Managing change in the Urology Department of a National Health Service hospital in England

The Department of Urology in a National Health Service (NHS) hospital in England is struggling to respond to external pressures for change. The manager responsible for the department has approached you for advice about how to manage the situation.
For many years the department has operated with five consultant surgeons, a number of middle-grade and junior doctors and a complement of nurses and other clinical staff. In terms of infrastructure it has two 18-bed wards (co-located shared rooms with beds for patients who require a similar kind of care) and two operating theatres. Several departments within the hospital provide support services for diagnostic investigations and other essential supporting functions (e.g. anaesthesia, medical records, pharmacy et cetera).
The immediate trigger for change was the combined impact of a financial crisis and new EC regulations limiting the number of hours medical staff are allowed to work.
Factors contributing to the financial crisis. In 1997 the UK government introduced new regulations which required all NHS hospitals to treat non-emergency patients within eighteen weeks. Financial penalties were introduced for failing to comply with the 18-week referral-to-treatment target. The Urology Department was unable to meet this target with its in-house resources and responded by sub-contracting some treatments to a private hospital. Initially this was a cost effective solution but over a period of time costs increased to the point where the Urology Department was losing money on every patient it sent to the private hospital. Most members of staff were unaware of this. It was not until managers called an emergency meeting that staff, including the five consultant surgeons, realised that there was a problem. Managers were criticised for not sharing this information earlier.
Factors contributing to the shortage of medical staff. In October 1998, the European Working Time Directive (EWTD) was incorporated into UK law but full implementation was delayed. An interim target was that all junior doctors would work a maximum 56-hour week by 2007. Full implementation was set for August 2009 when a 48-hour week was introduced. The 48 hour week has led to staffing problems that have significantly compromised the department’s ability to provide quality and continuity of patient care. It has also undermined the quality of the training given to junior doctors. For example, junior doctors working night shifts do not have the opportunity to assist surgeons undertaking complex operations or to practice operating procedures under their supervision. The situation has deteriorated to the point where the external body responsible for validating the training has threatened to withdraw its validation.
Managing the crisis: the story so far. Members of the executive team (which includes the five consultant surgeons, senior nurses and senior managers) have agreed that there is an urgent need to (a) bring the work currently being performed in the private hospital back into the Urology Department, and (b) provide an EWTD-compliant rota for junior and middle-grade medical staff that does not compromise patient care or training. They have also agreed that this will require the department to expand its physical resources (number of beds and operating theatres) and recruit more staff. However, they have failed to produce an agreed plan to meet these challenges.
Members of staff who are not part of the executive team do not appear to appreciate the seriousness of the problem.
Some of the reasons why the situation is proving difficult to manage are:

A tension between managers and clinicians. Some doctors and nurses perceive managers as being motivated by financial and other concerns not directly related to patient care. They believe that managers also lack specialist knowledge about the needs of patients. Managers, on the other hand, believe that many clinicians fail to appreciate that efficiency improving and cost-cutting measures can be achieved without undermining the quality and safety of patient care, and that often more efficient ways of working can deliver improved clinical outcomes.

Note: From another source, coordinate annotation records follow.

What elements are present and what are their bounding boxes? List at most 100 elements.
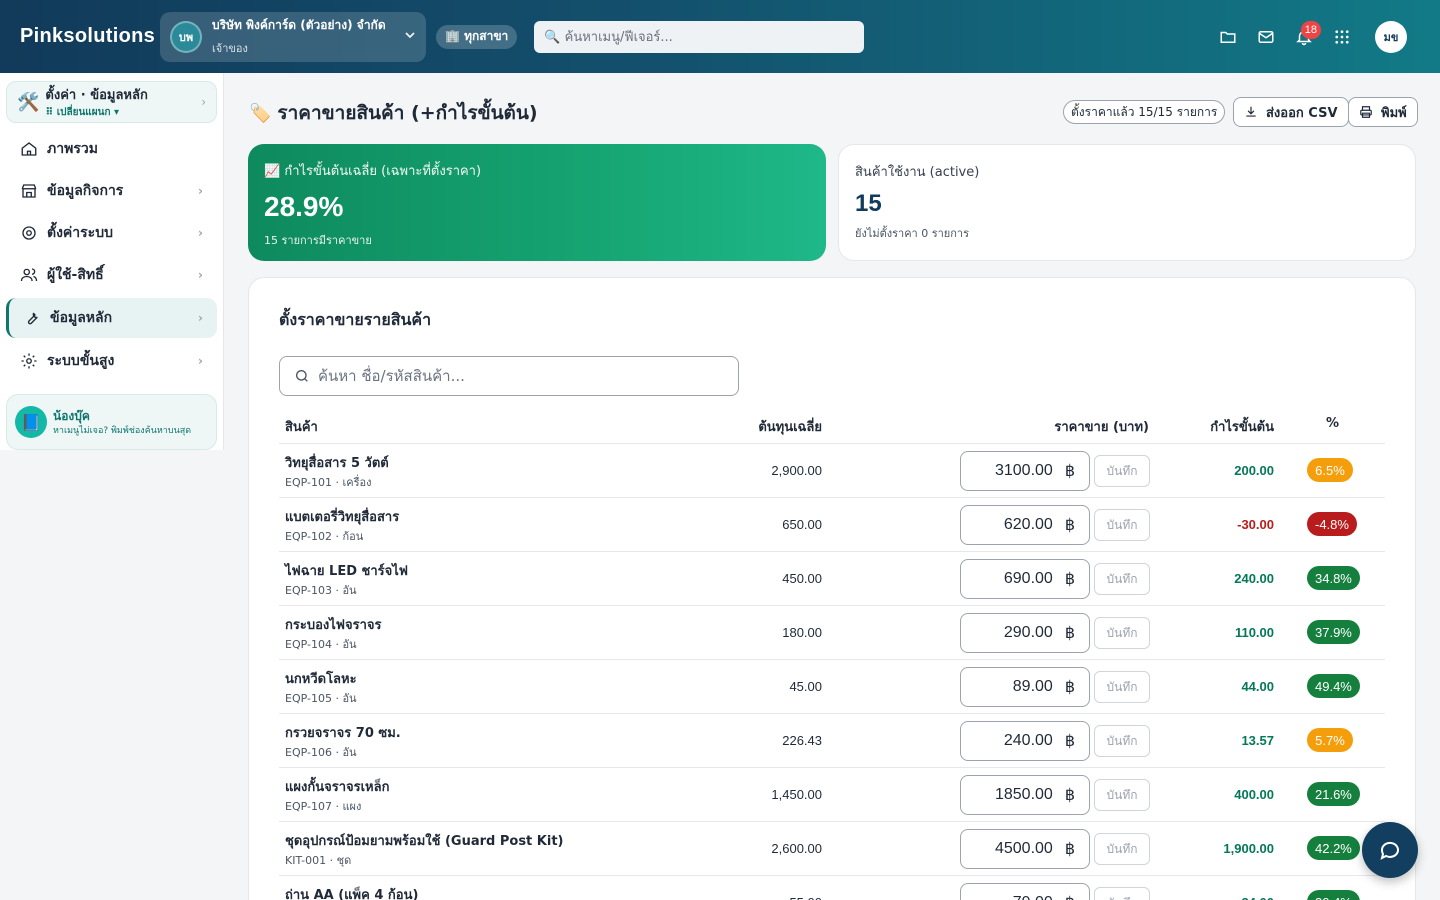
col-percent: % [1326, 416, 1340, 431]
sale-price-input[interactable]: 690.00 ฿ [960, 559, 1090, 599]
currency-symbol: ฿ [1064, 463, 1075, 480]
top-bar: Pinksolutions บพ บริษัท พิงค์การ์ด (ตัวอ… [0, 0, 1440, 73]
home-icon [21, 142, 37, 156]
company-switcher[interactable]: บพ บริษัท พิงค์การ์ด (ตัวอย่าง) จำกัด เจ… [160, 11, 426, 62]
department-title: ตั้งค่า · ข้อมูลหลัก [45, 88, 148, 103]
cog-icon [21, 353, 37, 369]
product-code: EQP-103 · อัน [285, 584, 357, 597]
sale-price-input[interactable]: 240.00 ฿ [960, 721, 1090, 761]
branch-selector[interactable]: 🏢 ทุกสาขา [436, 24, 518, 49]
sidebar-item-users[interactable]: ผู้ใช้-สิทธิ์ › [6, 255, 217, 295]
save-button[interactable]: บันทึก [1094, 779, 1150, 811]
tools-icon: 🛠️ [17, 91, 40, 113]
avg-cost: 55.00 [789, 895, 822, 900]
sidebar-item-overview[interactable]: ภาพรวม [6, 129, 217, 169]
sale-price-value: 620.00 [1003, 516, 1053, 533]
sale-price-value: 240.00 [1003, 732, 1053, 749]
save-button[interactable]: บันทึก [1094, 833, 1150, 865]
avg-cost: 2,600.00 [771, 841, 822, 856]
margin-percent-badge: 21.6% [1307, 782, 1360, 806]
sale-price-input[interactable]: 89.00 ฿ [960, 667, 1090, 707]
save-button[interactable]: บันทึก [1094, 509, 1150, 541]
sidebar-item-master-data[interactable]: ข้อมูลหลัก › [6, 298, 217, 338]
save-button[interactable]: บันทึก [1094, 455, 1150, 487]
sale-price-value: 690.00 [1003, 570, 1053, 587]
apps-grid-icon[interactable] [1323, 18, 1361, 56]
product-name: วิทยุสื่อสาร 5 วัตต์ [285, 456, 389, 471]
sale-price-input[interactable]: 79.00 ฿ [960, 883, 1090, 900]
table-row: ถ่าน AA (แพ็ค 4 ก้อน) 55.00 79.00 ฿ บันทึก 24… [279, 876, 1385, 900]
gross-profit: 44.00 [1241, 679, 1274, 694]
sale-price-input[interactable]: 1850.00 ฿ [960, 775, 1090, 815]
product-search-input[interactable]: ค้นหา ชื่อ/รหัสสินค้า... [279, 356, 739, 396]
margin-percent-badge: 49.4% [1307, 674, 1360, 698]
sidebar-item-label: ตั้งค่าระบบ [47, 225, 113, 241]
save-button[interactable]: บันทึก [1094, 563, 1150, 595]
save-button[interactable]: บันทึก [1094, 725, 1150, 757]
sidebar-item-advanced[interactable]: ระบบขั้นสูง › [6, 341, 217, 381]
margin-percent-badge: 6.5% [1307, 458, 1353, 482]
currency-symbol: ฿ [1064, 733, 1075, 750]
sidebar-item-business[interactable]: ข้อมูลกิจการ › [6, 171, 217, 211]
margin-percent-badge: 34.8% [1307, 566, 1360, 590]
save-button[interactable]: บันทึก [1094, 671, 1150, 703]
currency-symbol: ฿ [1064, 787, 1075, 804]
product-code: EQP-102 · ก้อน [285, 530, 364, 543]
avg-cost: 226.43 [782, 733, 822, 748]
product-search-placeholder: ค้นหา ชื่อ/รหัสสินค้า... [318, 367, 465, 385]
avg-margin-label: 📈 กำไรขั้นต้นเฉลี่ย (เฉพาะที่ตั้งราคา) [264, 164, 482, 179]
currency-symbol: ฿ [1065, 893, 1075, 900]
sale-price-value: 79.00 [1013, 894, 1053, 900]
col-price: ราคาขาย (บาท) [1054, 420, 1149, 435]
active-products-label: สินค้าใช้งาน (active) [855, 165, 980, 180]
avg-cost: 2,900.00 [771, 463, 822, 478]
chat-button[interactable] [1362, 822, 1418, 878]
export-csv-button[interactable]: ส่งออก CSV [1233, 97, 1349, 127]
folder-icon[interactable] [1209, 18, 1247, 56]
print-button[interactable]: พิมพ์ [1348, 97, 1418, 127]
table-row: กระบองไฟจราจร EQP-104 · อัน 180.00 290.00 ฿ บ… [279, 606, 1385, 660]
sale-price-value: 89.00 [1012, 678, 1053, 695]
brand-logo[interactable]: Pinksolutions [20, 25, 160, 48]
sidebar-item-system-settings[interactable]: ตั้งค่าระบบ › [6, 213, 217, 253]
margin-percent-badge: 5.7% [1307, 728, 1353, 752]
sale-price-input[interactable]: 3100.00 ฿ [960, 451, 1090, 491]
currency-symbol: ฿ [1064, 679, 1075, 696]
product-code: EQP-106 · อัน [285, 746, 357, 759]
product-code: EQP-107 · แผง [285, 800, 362, 813]
save-button[interactable]: บันทึก [1094, 617, 1150, 649]
user-avatar[interactable]: มข [1375, 20, 1407, 53]
sidebar: 🛠️ ตั้งค่า · ข้อมูลหลัก ⠿ เปลี่ยนแผนก ▾ … [0, 73, 224, 450]
avg-cost: 180.00 [782, 625, 822, 640]
table-row: นกหวีดโลหะ EQP-105 · อัน 45.00 89.00 ฿ บันทึก… [279, 660, 1385, 714]
company-role: เจ้าของ [212, 42, 248, 55]
chevron-right-icon: › [198, 226, 203, 240]
sidebar-item-label: ผู้ใช้-สิทธิ์ [47, 267, 104, 283]
assistant-hint: หาเมนูไม่เจอ? พิมพ์ช่องค้นหาบนสุด [53, 426, 192, 436]
department-switcher[interactable]: 🛠️ ตั้งค่า · ข้อมูลหลัก ⠿ เปลี่ยนแผนก ▾ … [6, 81, 217, 123]
table-row: ไฟฉาย LED ชาร์จไฟ EQP-103 · อัน 450.00 690.… [279, 552, 1385, 606]
chevron-right-icon: › [198, 311, 203, 325]
active-products-sub: ยังไม่ตั้งราคา 0 รายการ [855, 227, 970, 240]
bell-icon[interactable]: 18 [1285, 18, 1323, 56]
menu-search-input[interactable]: 🔍 ค้นหาเมนู/ฟีเจอร์... [534, 20, 865, 53]
product-code: KIT-001 · ชุด [285, 854, 352, 867]
product-name: นกหวีดโลหะ [285, 672, 357, 687]
save-button[interactable]: บันทึก [1094, 887, 1150, 900]
assistant-helper[interactable]: 📘 น้องบุ๊ค หาเมนูไม่เจอ? พิมพ์ช่องค้นหาบ… [6, 394, 217, 450]
sale-price-input[interactable]: 290.00 ฿ [960, 613, 1090, 653]
active-products-card: สินค้าใช้งาน (active) 15 ยังไม่ตั้งราคา … [838, 144, 1416, 261]
gross-profit: 110.00 [1234, 625, 1274, 640]
page-title: 🏷️ ราคาขายสินค้า (+กำไรขั้นต้น) [249, 98, 538, 128]
product-name: แบตเตอรี่วิทยุสื่อสาร [285, 510, 400, 525]
table-header: สินค้า ต้นทุนเฉลี่ย ราคาขาย (บาท) กำไรขั… [279, 414, 1385, 444]
department-change-link[interactable]: ⠿ เปลี่ยนแผนก ▾ [45, 105, 147, 120]
currency-symbol: ฿ [1064, 841, 1075, 858]
sale-price-input[interactable]: 620.00 ฿ [960, 505, 1090, 545]
product-name: แผงกั้นจราจรเหล็ก [285, 780, 390, 795]
sale-price-input[interactable]: 4500.00 ฿ [960, 829, 1090, 869]
gross-profit: 200.00 [1234, 463, 1274, 478]
table-title: ตั้งราคาขายรายสินค้า [279, 310, 432, 329]
sidebar-item-label: ข้อมูลกิจการ [47, 183, 124, 199]
mail-icon[interactable] [1247, 18, 1285, 56]
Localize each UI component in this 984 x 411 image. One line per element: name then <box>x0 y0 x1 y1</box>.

A failure to agree about the extra bed, operating theatre and staff capacity that will be required to treat all patients in-house. Some members of the executive team believe that better utilization of existing beds could reduce the number of extra beds required. There is also a view (again not shared by everyone) that steps could be taken to improve the efficiency of the operating theatres and make better use of staff time.
Information overload. Emails are regularly cascaded from the senior executive team to all staff about a wide range of matters. This has led some staff to ignore messages with the result that important information is not always disseminated effectively.
The slow response of those who have been asked to investigate problems and provide the executive team with data for decision making. For example, a departmental theatre efficiency group was formed to improve the efficiency of the operating theatres, but the results of a survey of six month’s activity are still not available despite this being crucial to determining the potential throughput of patients.
The poor quality of the data collected by members of the department on a regular basis as part of their normal work. For example, medical procedures are often wrongly coded. This makes it difficult to forecast future income. It has also resulted in the loss of income in the past, thereby contributing to the department’s financial problem.
Finally, plans to increase the numbers of medical and nursing staff have been frustrated by disagreements about the number and grades required. There are two conflicting views. Managers concerned about the department’s financial position and the need to stop sub-contracting work out to the private hospital are leading the argument in favour of recruiting more consultant surgeons. This argument is being resisted by others who believe that there is a more pressing problem that has to be addressed first. They argue that middle and junior grade doctors are unable to support the current level of activity generated by the existing five consultant surgeons. Consequently, the first priority should be to recruit three or four new junior doctors. This way forward, they argue, will also help to ensure that the work rotas for sub-consultant grade doctors will be EWTD-compliant, will provide more time for training, and could improve the productivity of the existing consultants by enabling them to run larger outpatient clinics.